Incredibly Bush praised Michael Brown, head of the Federal Emergency Management Agency (FEMA) which openly displayed its bureaucratic incompetence in the first few hours of Katrina: “Brownie, you’re doing a heckuva job!”16 There were over 6,000 National Guardsmen from Louisiana and Mississippi – who were supposed to deal with domestic emergencies, although they were often used to break strikes – in Iraq helping the US attempt to occupy the country for the benefit of Haliburton, Texaco and other US corporations.
The Bush regime was rattled as anger mounted against inaction at the top. We commented: “The last few weeks have been the worst of the 248 in which [Bush] has been in office.” The Katrina catastrophe was linked to the corruption charges levelled against top Republicans in the cronyism at the heart of the regime. The ‘legal profession’ was up in arms because his nominee for the Supreme Court had worked for Bush as a ‘Commissioner for the Texas Lottery’. Bush’s personal ratings in opinion polls were now lower than even Ronald Reagan’s during the Iran-Contra scandal.

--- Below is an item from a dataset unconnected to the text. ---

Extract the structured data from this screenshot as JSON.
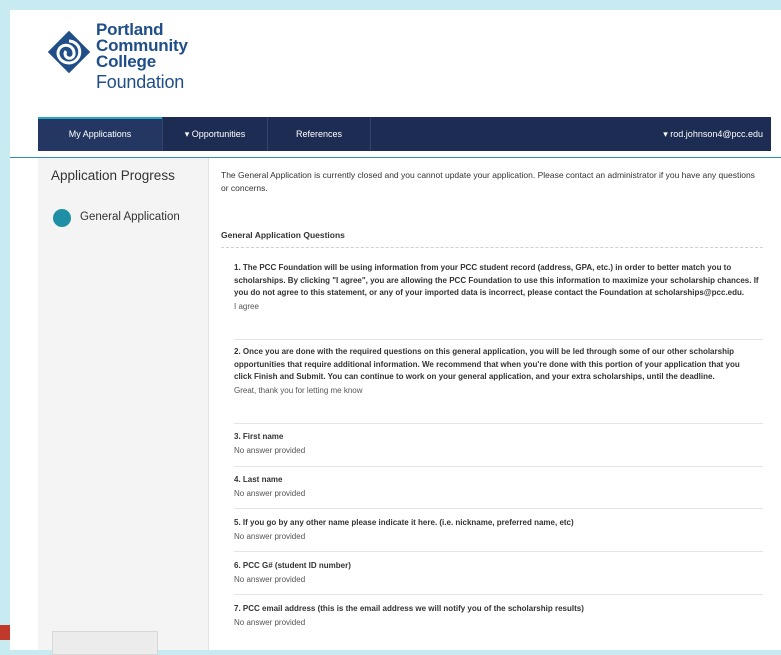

The deadly combination of the unwinnable war in Iraq, a web of intrigue and corruption in Washington and Hurricane Katrina – which lifted the lid on the poverty and racism in the US – meant that this was a generalised crisis, not just for Bush’s presidency but for the system itself. It was directly linked to the extreme polarisation of wealth in the US, exacerbated by the policies pursued by both major parties since the 1970s and continued by Bush.17
American workers and youth drew widespread conclusions from this event, helping to fuel the anti-capitalist movement which in the ‘noughties’ became almost a permanent feature of the US. This helped to prepare the ground for the ‘Occupy Movement’, which in turn was a big factor in the election of the socialist, Kshama Sawant in Seattle, and which can lead to a renaissance of the labour movement in the US on a national scale.